Like most of you, I’ve struggled to find meaning in the chaos of rioting among black communities of late for the murder of their boys. I know, as a mother, I’d be feeling the same hurt, anger and desperation. But what about the fathers? This is, perhaps, where the problem is rooted.
Back in 1954, a novel was written called The Lord of the Flies, and it was about a group of English school boys who crash landed on a deserted island, and all the adults perished in that crash. The boys, all from upper-middle class upbringings, tried to build a life on their own, but without any adult guidance, ended up turning on each other and became violent.
Could this be happening to young black men, too, who don’t have fathers or any adult men to mentor them? So many women these days are having children as single moms, either because the guy bailed on their commitment to them, or they truly believe they can raise children on their own.
I am no sociologist, or have experienced any of the kinds of bigotry these people have, so I can only speak from the heart of being a mother myself. I could never raise my two children as I have without the influence of my husband. Sure, there are plenty of women who have done it, but I am sure there were those days when they simply did not have the energy to pour what was needed into their kids. That is why having a mother and a father is so critical in child rearing. When mom gets tired, Dad can take over and vice-a-versa.
A father’s influence is very different from the mother because she tends to be the nurturer, and he is the playful one or the boss, when needed. He’ll get down on the floor to wrestle with the kids, take them fishing, or just be that stern voice when needed. My kids know when dad says it’s time to do something, it better be done in a timely fashion or there will be consequences. Good, healthy discipline is what I so desperately need as a guiding influence from my husband towards our kids. I tend to cave, and my children know that!

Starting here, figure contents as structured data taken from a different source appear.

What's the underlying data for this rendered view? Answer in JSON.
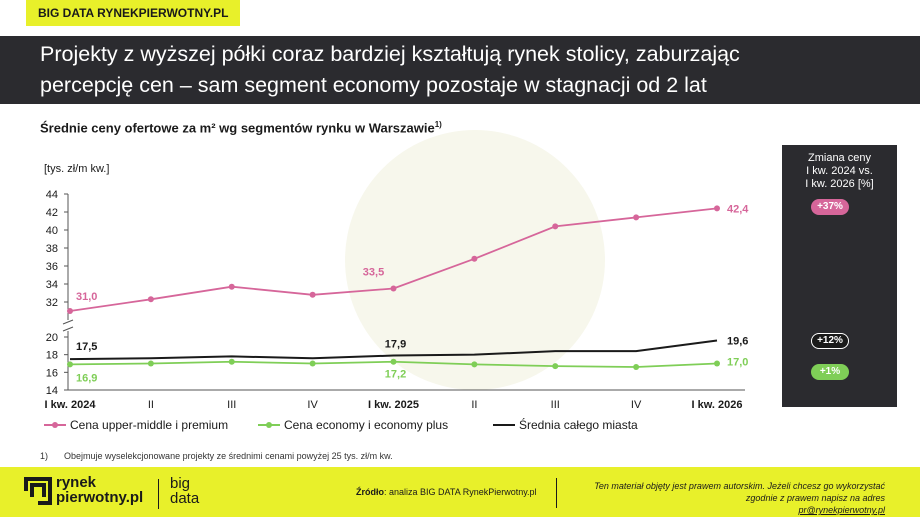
{
  "top_tag": "BIG DATA RYNEKPIERWOTNY.PL",
  "headline": {
    "line1": "Projekty z wyższej półki coraz bardziej kształtują rynek stolicy, zaburzając",
    "line2": "percepcję cen – sam segment economy pozostaje w stagnacji od 2 lat"
  },
  "subtitle": "Średnie ceny ofertowe za m²  wg segmentów rynku w Warszawie",
  "subtitle_sup": "1)",
  "panel": {
    "title_lines": [
      "Zmiana ceny",
      "I kw. 2024 vs.",
      "I kw. 2026 [%]"
    ],
    "badges": {
      "premium": "+37%",
      "average": "+12%",
      "economy": "+1%"
    }
  },
  "chart_data": {
    "type": "line",
    "ylabel": "[tys. zł/m kw.]",
    "categories": [
      "I kw. 2024",
      "II",
      "III",
      "IV",
      "I kw. 2025",
      "II",
      "III",
      "IV",
      "I kw. 2026"
    ],
    "bold_categories": [
      "I kw. 2024",
      "I kw. 2025",
      "I kw. 2026"
    ],
    "axis_break": true,
    "upper_ylim": [
      31,
      44
    ],
    "upper_ticks": [
      32,
      34,
      36,
      38,
      40,
      42,
      44
    ],
    "lower_ylim": [
      14,
      20
    ],
    "lower_ticks": [
      14,
      16,
      18,
      20
    ],
    "series": [
      {
        "name": "Cena upper-middle i premium",
        "color": "#d6669a",
        "marker": "circle",
        "axis": "upper",
        "values": [
          31.0,
          32.3,
          33.7,
          32.8,
          33.5,
          36.8,
          40.4,
          41.4,
          42.4
        ],
        "labels": {
          "0": "31,0",
          "4": "33,5",
          "8": "42,4"
        }
      },
      {
        "name": "Cena economy i economy plus",
        "color": "#7fce57",
        "marker": "circle",
        "axis": "lower",
        "values": [
          16.9,
          17.0,
          17.2,
          17.0,
          17.2,
          16.9,
          16.7,
          16.6,
          17.0
        ],
        "labels": {
          "0": "16,9",
          "4": "17,2",
          "8": "17,0"
        }
      },
      {
        "name": "Średnia całego miasta",
        "color": "#1a1a1a",
        "marker": "none",
        "axis": "lower",
        "values": [
          17.5,
          17.6,
          17.8,
          17.6,
          17.9,
          18.0,
          18.4,
          18.4,
          19.6
        ],
        "labels": {
          "0": "17,5",
          "4": "17,9",
          "8": "19,6"
        }
      }
    ],
    "legend_position": "bottom"
  },
  "footnote": {
    "number": "1)",
    "text": "Obejmuje wyselekcjonowane projekty ze średnimi cenami powyżej 25 tys. zł/m kw."
  },
  "footer": {
    "logo_line1": "rynek",
    "logo_line2": "pierwotny.pl",
    "logo2_line1": "big",
    "logo2_line2": "data",
    "source_label": "Źródło",
    "source_text": ": analiza BIG DATA RynekPierwotny.pl",
    "copy_line1": "Ten materiał objęty jest prawem autorskim. Jeżeli chcesz go wykorzystać",
    "copy_line2": "zgodnie z prawem napisz na adres ",
    "copy_email": "pr@rynekpierwotny.pl"
  },
  "colors": {
    "accent_yellow": "#e8f02a",
    "dark": "#2b2b2f",
    "pink": "#d6669a",
    "green": "#7fce57"
  }
}
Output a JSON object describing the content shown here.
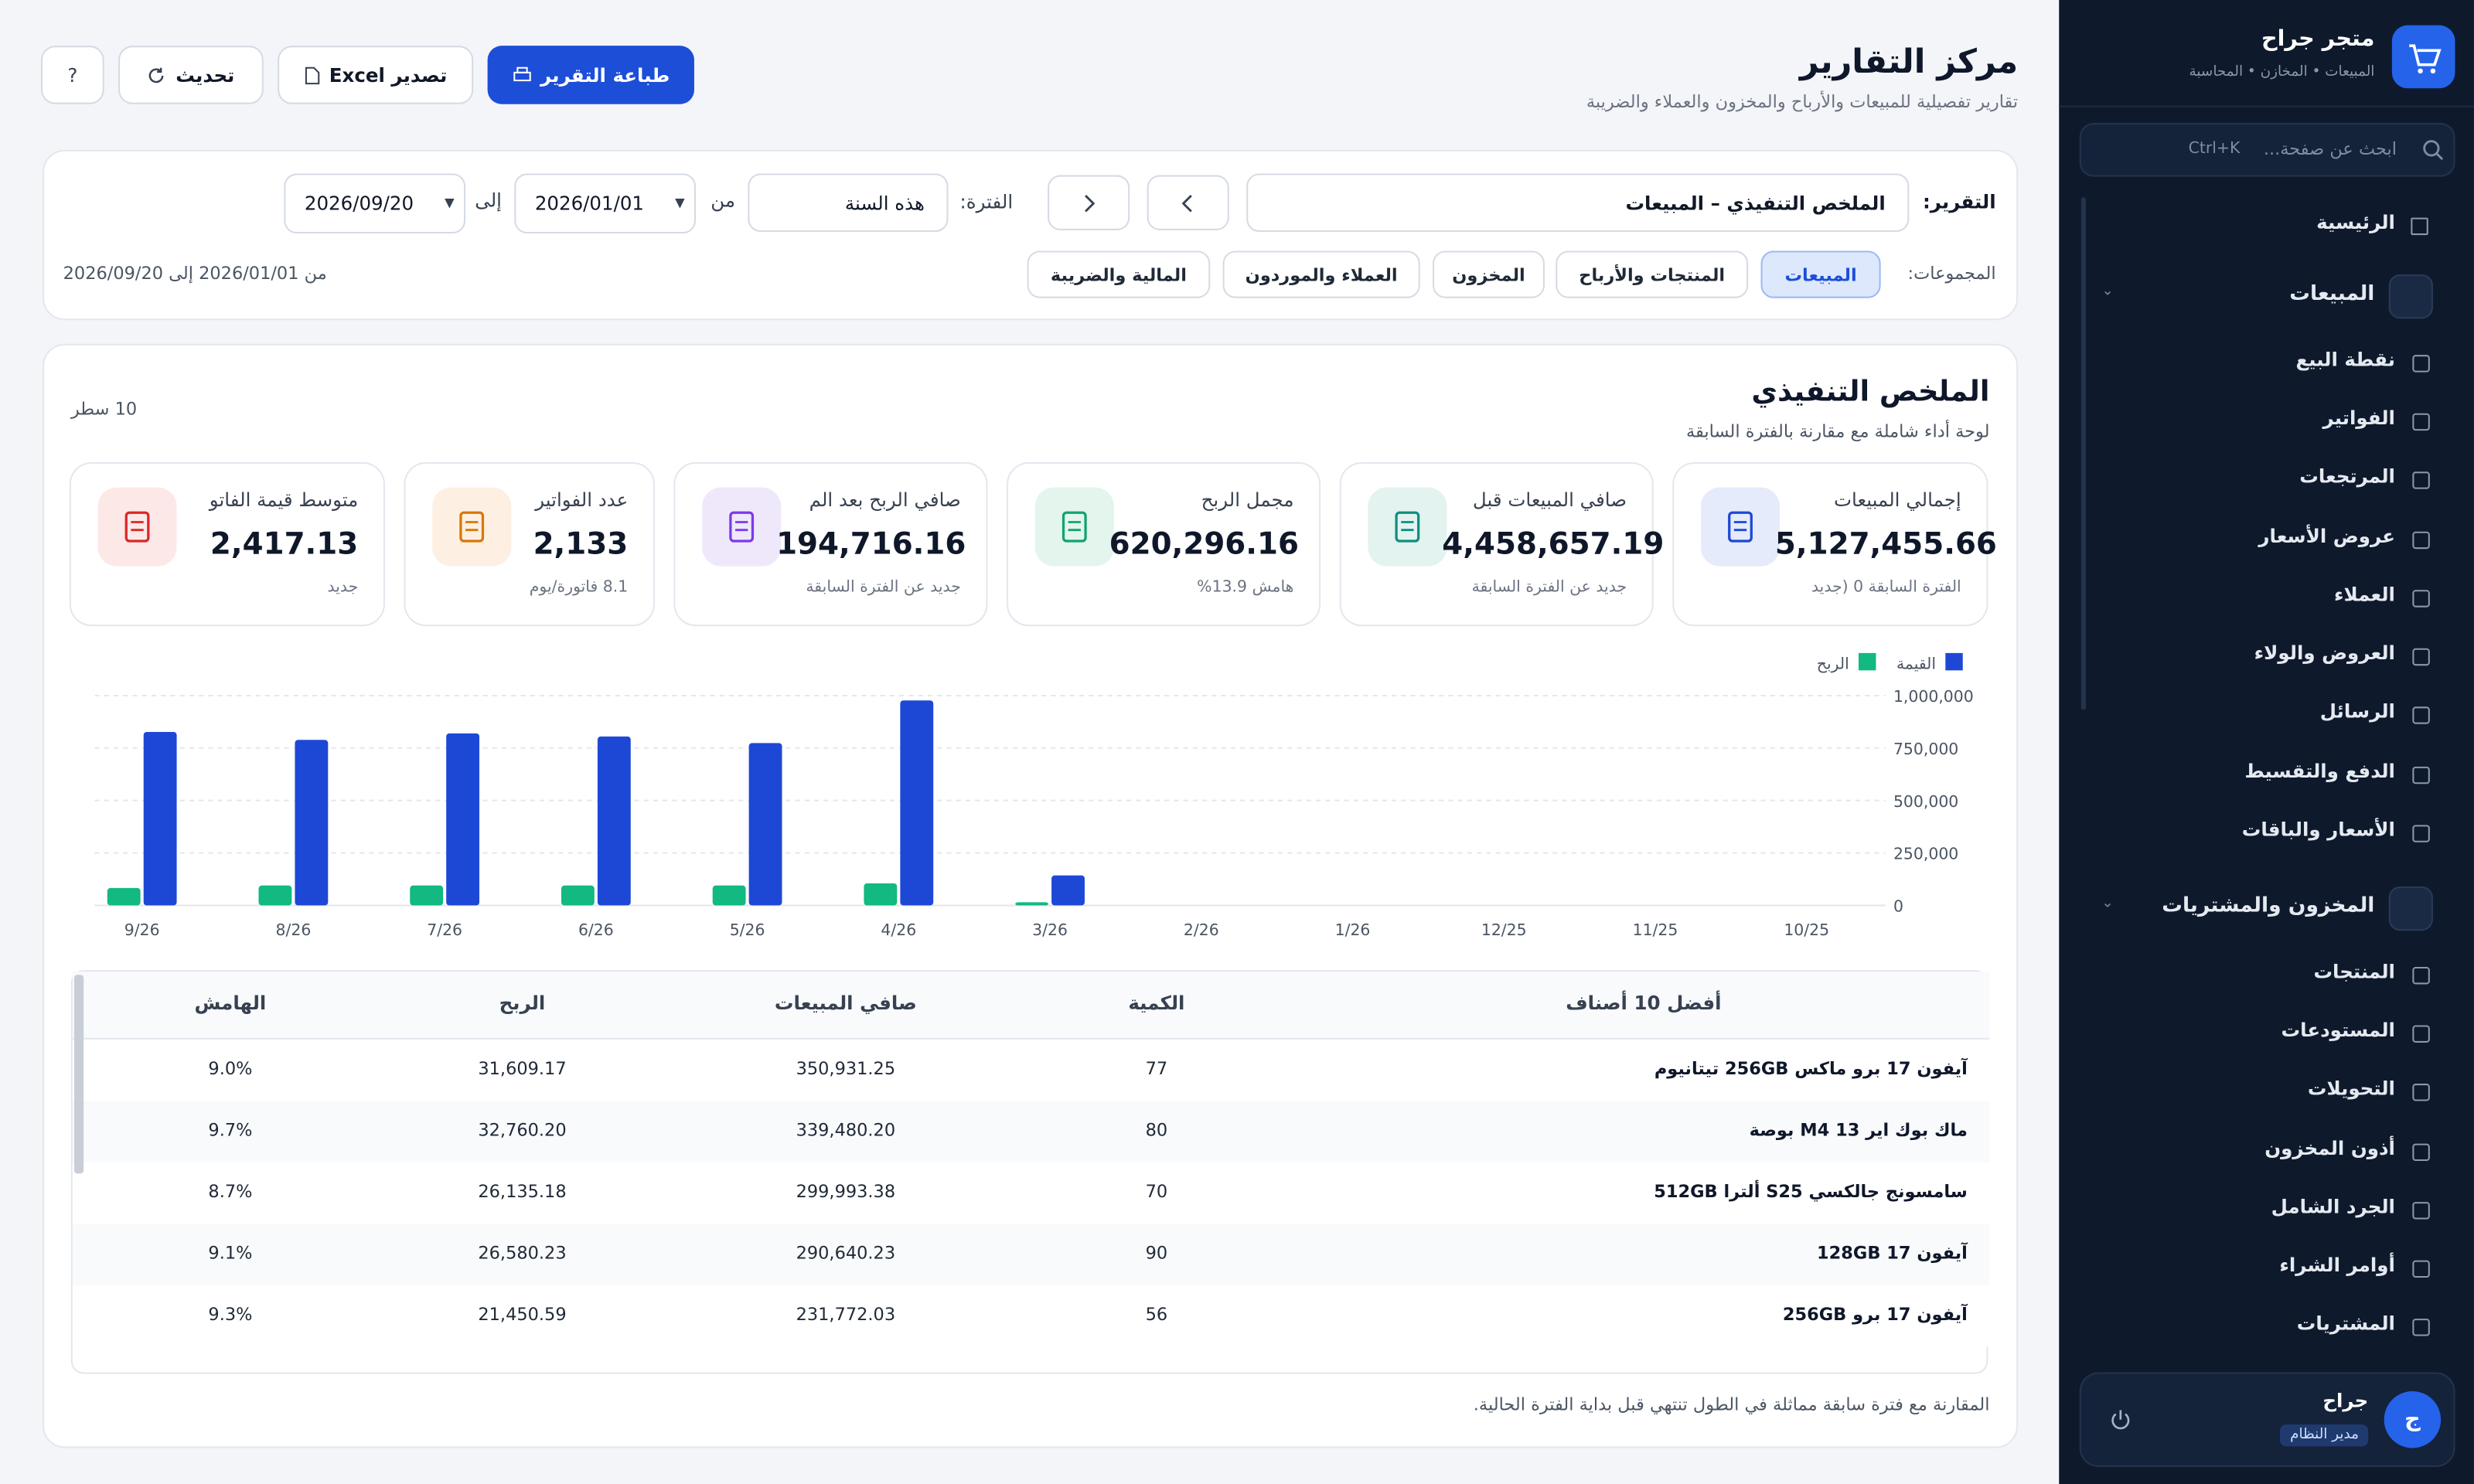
{
  "sidebar": {
    "brand": "متجر جراح",
    "brand_subtitle": "المبيعات • المخازن • المحاسبة",
    "search_placeholder": "ابحث عن صفحة...",
    "search_shortcut": "Ctrl+K",
    "nav": [
      {
        "label": "الرئيسية"
      },
      {
        "label": "المبيعات",
        "items": [
          "نقطة البيع",
          "الفواتير",
          "المرتجعات",
          "عروض الأسعار",
          "العملاء",
          "العروض والولاء",
          "الرسائل",
          "الدفع والتقسيط",
          "الأسعار والباقات"
        ]
      },
      {
        "label": "المخزون والمشتريات",
        "items": [
          "المنتجات",
          "المستودعات",
          "التحويلات",
          "أذون المخزون",
          "الجرد الشامل",
          "أوامر الشراء",
          "المشتريات"
        ]
      }
    ],
    "user": {
      "avatar": "ج",
      "name": "جراح",
      "role": "مدير النظام"
    }
  },
  "header": {
    "title": "مركز التقارير",
    "subtitle": "تقارير تفصيلية للمبيعات والأرباح والمخزون والعملاء والضريبة",
    "print": "طباعة التقرير",
    "export": "تصدير Excel",
    "refresh": "تحديث",
    "help": "?"
  },
  "filters": {
    "report_label": "التقرير:",
    "report_value": "الملخص التنفيذي  –  المبيعات",
    "period_label": "الفترة:",
    "period_value": "هذه السنة",
    "from_label": "من",
    "from_date": "2026/01/01",
    "to_label": "إلى",
    "to_date": "2026/09/20",
    "groups_label": "المجموعات:",
    "groups": [
      "المبيعات",
      "المنتجات والأرباح",
      "المخزون",
      "العملاء والموردون",
      "المالية والضريبة"
    ],
    "range_text": "من 2026/01/01 إلى 2026/09/20"
  },
  "section": {
    "title": "الملخص التنفيذي",
    "subtitle": "لوحة أداء شاملة مع مقارنة بالفترة السابقة",
    "rows_count": "10 سطر"
  },
  "kpis": [
    {
      "label": "إجمالي المبيعات",
      "value": "5,127,455.66",
      "note": "الفترة السابقة 0 (جديد"
    },
    {
      "label": "صافي المبيعات قبل",
      "value": "4,458,657.19",
      "note": "جديد عن الفترة السابقة"
    },
    {
      "label": "مجمل الربح",
      "value": "620,296.16",
      "note": "هامش 13.9%"
    },
    {
      "label": "صافي الربح بعد الم",
      "value": "194,716.16",
      "note": "جديد عن الفترة السابقة"
    },
    {
      "label": "عدد الفواتير",
      "value": "2,133",
      "note": "8.1 فاتورة/يوم"
    },
    {
      "label": "متوسط قيمة الفاتو",
      "value": "2,417.13",
      "note": "جديد"
    }
  ],
  "chart_data": {
    "type": "bar",
    "categories": [
      "10/25",
      "11/25",
      "12/25",
      "1/26",
      "2/26",
      "3/26",
      "4/26",
      "5/26",
      "6/26",
      "7/26",
      "8/26",
      "9/26"
    ],
    "series": [
      {
        "name": "القيمة",
        "color": "#1d48d6",
        "values": [
          0,
          0,
          0,
          0,
          0,
          143000,
          977000,
          774000,
          805000,
          820000,
          789000,
          827000
        ]
      },
      {
        "name": "الربح",
        "color": "#12b981",
        "values": [
          0,
          0,
          0,
          0,
          0,
          15000,
          105000,
          95000,
          95000,
          95000,
          95000,
          83000
        ]
      }
    ],
    "ylim": [
      0,
      1000000
    ],
    "yticks": [
      0,
      {
        "value": 250000,
        "label": "250,000"
      },
      {
        "value": 500000,
        "label": "500,000"
      },
      {
        "value": 750000,
        "label": "750,000"
      },
      {
        "value": 1000000,
        "label": "1,000,000"
      }
    ],
    "grid": true,
    "legend": "top-right"
  },
  "table": {
    "headers": [
      "أفضل 10 أصناف",
      "الكمية",
      "صافي المبيعات",
      "الربح",
      "الهامش"
    ],
    "rows": [
      [
        "آيفون 17 برو ماكس 256GB تيتانيوم",
        "77",
        "350,931.25",
        "31,609.17",
        "9.0%"
      ],
      [
        "ماك بوك اير 13 M4 بوصة",
        "80",
        "339,480.20",
        "32,760.20",
        "9.7%"
      ],
      [
        "سامسونج جالكسي S25 ألترا 512GB",
        "70",
        "299,993.38",
        "26,135.18",
        "8.7%"
      ],
      [
        "آيفون 17 128GB",
        "90",
        "290,640.23",
        "26,580.23",
        "9.1%"
      ],
      [
        "آيفون 17 برو 256GB",
        "56",
        "231,772.03",
        "21,450.59",
        "9.3%"
      ]
    ]
  },
  "footnote": "المقارنة مع فترة سابقة مماثلة في الطول تنتهي قبل بداية الفترة الحالية."
}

When they want something, they usually ask me first. If I’m wise, I will say, “Let me talk to your dad about it.” Then they realize it may not be a done deal. My husband provides strong, moral guidance, and is a wonderful example of what a loving father should bring to a healthy family unit. There are numerous other ways in which my husband completes my parenting. We are a team, and the male and female influence on our kids is the whole picture of what it means to be human. Kids need both moms and dads to understand the complexities of their identity.
Black boys (and all kids) need their dads, or some male mentor, to help guide them into adulthood. Without the development of that gentlemanly influence as a moral compass, these young people have become castaways on a deserted island in the middle of our inner cities. We need to get life preservers out to them — we need good, strong male influences that will teach them how to climb board ship, and sail away from that deserted island experience to find the promised land.